Ce lieu est un musée consacré à l’histoire de l’immigration en France, ouvert, il y a trois ans seulement, dans un bâtiment construit à l’occasion de l’Exposition coloniale universelle de 1931, devenu un temps « musée des colonies »… Le lieu est bien choisi ! Et, désormais, l’histoire ne s’y expose pas seulement, elle s’y vit et s’y fait. Ce qui réjouit plutôt le personnel et les responsables de ce bâtiment solennel mais, pour la circonstance, accueillant. Les grévistes (comme les visiteurs) ont leurs entrées gratuites dans le musée (qui les passionne, avec « audio-guides » !) comme dans l’aquarium tropical. La détermination est de mise, et l’attente est forte.

Face à quoi le gouvernement a donné signe de vie

Plusieurs rencontres et négociations avec les syndicats qui soutiennent le mouvement sont en passe d’aboutir. Le gouvernement s’est engagé (mais doit le formuler par écrit dans les jours qui viennent), à régulariser effectivement les 6 804 travailleurs sans-papiers grévistes, par une procédure consistant à donner à ceux qui ont déjà déposé un dossier, comme à ceux qui ne l’ont pas encore fait (par manque de quelques pièces) mais doivent rapidement le faire, un récépissé avec autorisation de séjour et de travail de trois mois, renouvelable. Délai utilisable pour les anciens grévistes qui ne les auraient pas déjà pour rassembler les fiches de paie nécessaires : à savoir 12 fiches de paie sur 18 ou 24 mois selon les cas. Bref le gouvernement demanderait aux préfectures de donner les autorisations de travail permettant à tous les grévistes d’entrer dans les meilleurs délais dans le cadre des critères de l’ « addendum » cité plus haut.

Le gouvernement satisferait ainsi les grévistes, tout en ménageant son administration tatillonne.

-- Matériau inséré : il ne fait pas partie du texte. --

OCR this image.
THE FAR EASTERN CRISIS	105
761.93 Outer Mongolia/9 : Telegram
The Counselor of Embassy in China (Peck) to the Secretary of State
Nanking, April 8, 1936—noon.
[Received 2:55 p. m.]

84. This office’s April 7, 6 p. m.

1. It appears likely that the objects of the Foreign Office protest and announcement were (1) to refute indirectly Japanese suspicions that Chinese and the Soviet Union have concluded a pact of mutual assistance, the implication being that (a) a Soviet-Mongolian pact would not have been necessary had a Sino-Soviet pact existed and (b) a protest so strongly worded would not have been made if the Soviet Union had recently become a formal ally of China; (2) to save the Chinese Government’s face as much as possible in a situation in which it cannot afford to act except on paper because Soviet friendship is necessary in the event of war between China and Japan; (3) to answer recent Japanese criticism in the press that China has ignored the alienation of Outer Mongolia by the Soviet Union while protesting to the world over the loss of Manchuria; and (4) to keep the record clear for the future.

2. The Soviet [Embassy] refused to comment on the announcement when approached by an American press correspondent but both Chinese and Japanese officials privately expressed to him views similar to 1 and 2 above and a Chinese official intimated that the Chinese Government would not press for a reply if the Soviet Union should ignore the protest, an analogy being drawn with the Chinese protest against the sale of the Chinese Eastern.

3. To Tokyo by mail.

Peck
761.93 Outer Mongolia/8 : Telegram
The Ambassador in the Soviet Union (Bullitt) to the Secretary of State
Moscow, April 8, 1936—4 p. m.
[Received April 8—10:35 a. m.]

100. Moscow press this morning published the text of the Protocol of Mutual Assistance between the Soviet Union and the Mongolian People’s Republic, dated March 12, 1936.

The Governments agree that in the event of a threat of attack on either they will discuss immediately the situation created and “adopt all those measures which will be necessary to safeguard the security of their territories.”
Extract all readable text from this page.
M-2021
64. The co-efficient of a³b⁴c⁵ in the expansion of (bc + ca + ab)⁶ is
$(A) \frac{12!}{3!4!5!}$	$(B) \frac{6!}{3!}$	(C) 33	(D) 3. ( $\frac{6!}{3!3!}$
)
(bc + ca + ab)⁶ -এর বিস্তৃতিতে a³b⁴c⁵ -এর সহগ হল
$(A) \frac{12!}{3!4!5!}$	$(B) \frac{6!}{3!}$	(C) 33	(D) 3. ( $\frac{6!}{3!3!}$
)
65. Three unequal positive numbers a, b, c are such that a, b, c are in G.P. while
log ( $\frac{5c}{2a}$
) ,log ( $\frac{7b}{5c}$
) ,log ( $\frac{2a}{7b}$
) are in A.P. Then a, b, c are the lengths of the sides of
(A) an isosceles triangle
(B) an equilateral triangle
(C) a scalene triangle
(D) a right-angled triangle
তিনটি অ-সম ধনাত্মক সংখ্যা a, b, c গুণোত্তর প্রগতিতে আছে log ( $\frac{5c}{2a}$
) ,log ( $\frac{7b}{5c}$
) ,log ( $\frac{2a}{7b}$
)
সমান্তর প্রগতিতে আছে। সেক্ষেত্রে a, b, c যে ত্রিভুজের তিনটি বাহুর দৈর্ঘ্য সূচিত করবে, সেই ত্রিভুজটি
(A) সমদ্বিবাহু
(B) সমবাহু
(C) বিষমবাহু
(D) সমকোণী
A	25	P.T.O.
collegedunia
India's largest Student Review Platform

Il admettrait – enfin ! – que des travailleurs qui « vivent ici et bossent ici », puissent également et, surtout, légalement « rester ici » ! Rappelons que l’immense majorité de ces camarades, venus pour beaucoup du Mali ou du Sénégal, travaillent ici dans des chantiers du Bâtiment, du Nettoyage ou de la Restauration depuis près d’une dizaine d’années ou plus.

Mais, tant que la nouvelle promesse n’est pas formulée noir sur blanc, tant que le gouvernement ne s’engage pas par écrit à donner aux préfectures un signal explicite et général, les travailleurs sans-papiers en lutte continuent à occuper la Cité de l’Immigration… et à y écrire une nouvelle page de l’histoire.